В ротонде поместились точно нарочно, чтобы засвидетельствовать дурной вкус директора выставки, барона Шварца, и двух главных архитекторов, австрийского — Газенаура и английского — Скотт-Росселя, все самые неизящные и неудачные произведения целой выставки: всякие нелепые игрушки, вроде пирамид из мыла, неуклюжих колонн из гуттаперчи, какие-то шпицы из свинца и стали, рогатые киоски со спиртом и духами, некрасивый большой фонтан с разными мифологическими фигурами посредине, безобразные башни с часами, громадные группы и статуи для двух швейцарских монументов, некрасивое столпотворение из несносных колоколов, модель полуклассической биржи для Брюсселя, плохие по наружности и звуку органы — и вот все в таком же роде. Исключение составляли выставка серебряных скульптурных вещей венского серебреника Германа, великолепная же группа, целый квартал, с гору величиной бронзовых статуй, отлитых на французском заводе Тьебо, киоск с шелковыми вышивками по салфеткам и платкам, на манер грузинских, пражского фабриканта Лёвенфельда, беседка с брокателями, попелинами и другими шерстяными материалами хемницкого фабриканта Вильгельма Фогеля, быть может, еще одна или две сколько-нибудь значительные выставки — вот и все.
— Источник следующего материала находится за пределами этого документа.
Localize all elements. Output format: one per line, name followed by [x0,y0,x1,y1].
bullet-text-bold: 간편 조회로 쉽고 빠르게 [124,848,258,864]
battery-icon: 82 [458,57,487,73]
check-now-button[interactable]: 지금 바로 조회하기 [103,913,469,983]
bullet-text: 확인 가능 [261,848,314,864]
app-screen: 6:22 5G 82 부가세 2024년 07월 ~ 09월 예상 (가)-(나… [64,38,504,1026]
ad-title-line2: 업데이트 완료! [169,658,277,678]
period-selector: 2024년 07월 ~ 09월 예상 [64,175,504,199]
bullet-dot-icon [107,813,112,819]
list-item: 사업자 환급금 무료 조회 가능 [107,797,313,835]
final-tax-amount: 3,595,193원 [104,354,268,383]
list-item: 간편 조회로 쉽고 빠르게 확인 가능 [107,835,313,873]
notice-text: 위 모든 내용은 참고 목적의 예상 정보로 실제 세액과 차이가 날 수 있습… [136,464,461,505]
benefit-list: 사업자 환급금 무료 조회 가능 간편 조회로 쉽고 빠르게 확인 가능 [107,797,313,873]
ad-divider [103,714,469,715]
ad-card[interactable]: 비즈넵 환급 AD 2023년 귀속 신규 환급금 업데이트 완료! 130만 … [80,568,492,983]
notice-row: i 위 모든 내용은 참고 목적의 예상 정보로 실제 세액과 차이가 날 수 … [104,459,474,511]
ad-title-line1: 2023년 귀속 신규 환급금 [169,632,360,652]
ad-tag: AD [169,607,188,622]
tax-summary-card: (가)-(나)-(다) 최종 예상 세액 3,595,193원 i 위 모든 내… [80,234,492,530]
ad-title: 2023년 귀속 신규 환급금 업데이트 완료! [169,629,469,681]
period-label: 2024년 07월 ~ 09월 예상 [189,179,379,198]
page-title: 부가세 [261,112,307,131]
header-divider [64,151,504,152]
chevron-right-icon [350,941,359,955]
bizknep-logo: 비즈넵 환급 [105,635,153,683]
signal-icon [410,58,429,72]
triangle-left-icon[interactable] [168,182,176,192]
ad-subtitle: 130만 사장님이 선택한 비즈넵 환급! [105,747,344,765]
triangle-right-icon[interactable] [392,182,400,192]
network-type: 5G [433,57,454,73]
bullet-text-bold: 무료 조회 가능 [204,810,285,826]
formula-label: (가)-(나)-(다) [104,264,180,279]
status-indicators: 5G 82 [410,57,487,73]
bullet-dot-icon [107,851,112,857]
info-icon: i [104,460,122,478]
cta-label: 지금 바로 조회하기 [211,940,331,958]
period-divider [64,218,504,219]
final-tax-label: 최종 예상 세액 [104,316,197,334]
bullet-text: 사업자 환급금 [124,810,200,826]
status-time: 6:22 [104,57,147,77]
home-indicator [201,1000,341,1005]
Какой крупный процент для громаднейшей в мире ротонды!

Фогель состроил беседку очень оригинальную: в сущности это был просто куб, с колонками по углам, с куполом наверху, но любопытно было вот что: внизу, кругом каждого угла этого домика, шло по полукруглому большому налою, и тут положено было по громадной переплетенной книге, открытой для перелистывания каждого проходящего: всякий лист представлял какой-нибудь великолепный аршинный образчик шерстяной материи; выше же, в самой беседке, каждая сторона имела особое назначение и носила особое название: на одной — материи в европейском вкусе, на другой — в азиатском, на третьей — назначенные для вывоза в далекие страны, на четвертой — смесь всяких мелких шерстяных производств, и все это подобранное и расположенное цветистыми и элегантными полосами.